F.M. & N. M. : Des travaux importants se sont d’abord centrés sur la qualification juridique des relations qui lient les plateformes aux travailleurs. Cette première approche s’imposait, tant l’apparition des travailleurs de plateformes a percuté tous les ordres juridiques nationaux. La thèse de Matthieu VICENTE ne se désintéresse pas de cette question. L’auteur prend un autre angle de vue en se situant du point de vue des droits collectifs des travailleurs des plateformes. Il ne s’interdit aucune voie en s’intéressant au « champ d’application personnel des droits collectifs ». Cela nécessite de comprendre, comment historiquement, les droits collectifs se sont construits autour des notions d’indépendance et du salariat, « nouveau centre de gravité des droits collectifs ». Le rapprochement avec le droit anglais est précieux en ce qu’il montre la possibilité d’« une approche graduée des droits collectifs ». L’étude de Matthieu VICENTE constitue une grande thèse sur les droits collectifs. Son travail se nourrit des autres sciences sociales. Il s’inspire de leurs méthodes de travail en se focalisant sur « un terrain » d’étude. Il observe ainsi minutieusement la diversité de la pratique de l’action collective des travailleurs de plateforme et les premiers résultats des droits collectifs accordés par le Code du travail à ces travailleurs. Il étudie les frictions entre le droit de la concurrence et ces formes d’action. La thèse, en se nourrissant notamment des apports de la jurisprudence de la Cour européenne des droits de l’homme, permet de mesurer la teneur des droits collectifs. Il en ressort que si la titularité des droits collectifs des travailleurs des plateformes peut être envisagée dans le cadre du travail indépendant, ces droits collectifs sont « dégradés ». 


Quelles perspectives de recherche cette thèse ouvre-t-elle pour l'avenir ?

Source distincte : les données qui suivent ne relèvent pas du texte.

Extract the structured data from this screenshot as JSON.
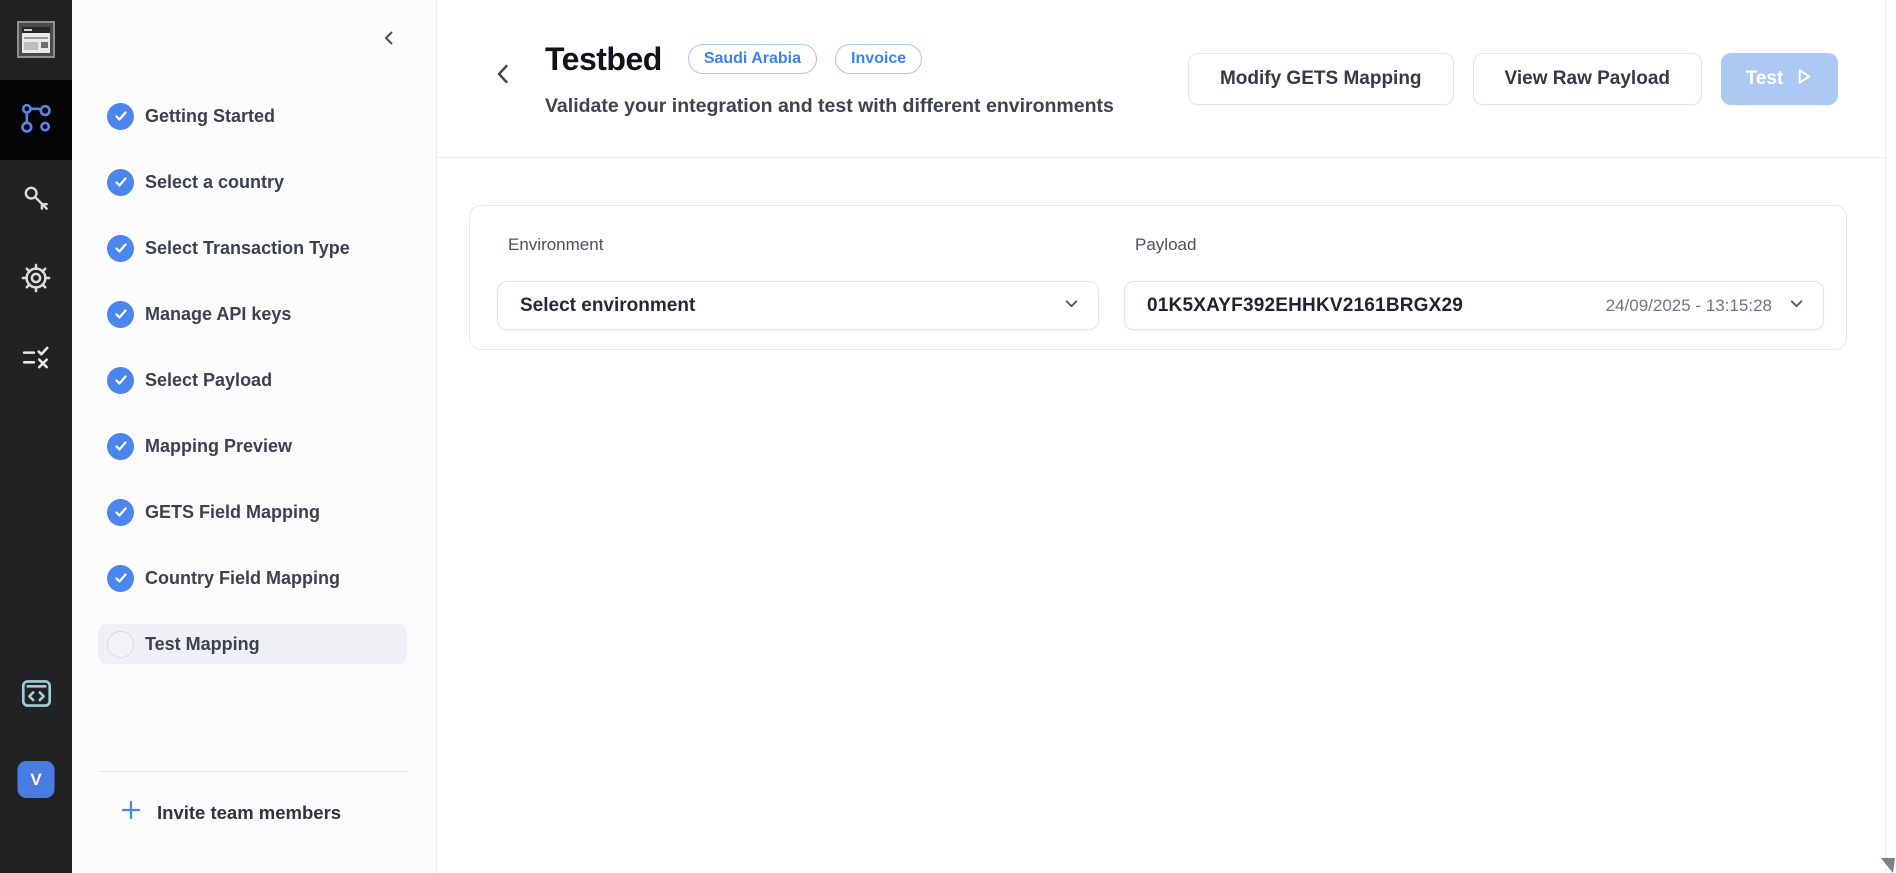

M. V. : En s’intéressant aux mouvements d’extension des droits collectifs vers des catégories de travailleurs qui se trouvent aux marges du travail subordonné, notre travail de recherche met en lumière le caractère dynamique des frontières du salariat. Il nous semble que cette démarche appelle au moins deux prolongements.
Le premier intéresse directement les procès. Face aux stratégies de fraude des plateformes, les juges nationaux se sont efforcés de réaffirmer le périmètre étendu du salariat. Néanmoins, la réintégration massive des travailleurs de plateformes au sein du salariat tarde à se produire. Dans cette perspective, la mobilisation des droits fondamentaux et en particulier des droits collectifs fondamentaux pourrait constituer un argument supplémentaire au service de la requalification des travailleurs de plateformes. Par exemple, la définition étendue du travailleur au sens de l’article 11 de la Convention européenne des Droits de l’Homme (qui garantit la liberté syndicale et le droit de négociation collective) pourrait jouer un rôle au moment de définir le travailleur en droit national, tel que cela fut le cas au Royaume-Uni lors de l’affaire Deliveroo. Il y a là, de notre point de vue, des liens juridiques à approfondir, qui ont trait plus largement à la place qu’occupent les droits collectifs dans l’ordonnancement des relations de travail.
Également, l’affirmation selon laquelle les travailleurs de plateformes sont titulaires de droits collectifs pourrait être prolongée au-delà des seules plateformes de livraison et de transport, qui sont bien souvent des employeurs qui se dissimulent. Il pourrait être intéressant de s’intéresser à d’autres variétés de plateformes, qui n’ont vraisemblablement pas recours à des faux indépendants, mais qui exercent bel et bien un pouvoir de coercition à l’égard des travailleurs qui fournissent un travail par leur intermédiaire. À première vue, cela semble être le cas de certaines plateformes de diffusion de contenu audiovisuel ou de streaming (comme Youtube ou Twitch). Les youtubeurs pourraient-ils négocier collectivement les modalités de leur rémunération avec la plateforme ? Il y a là vraisemblablement un terrain de recherche et d’expérimentation pour les organisations syndicales ainsi que pour les juristes en droit du travail.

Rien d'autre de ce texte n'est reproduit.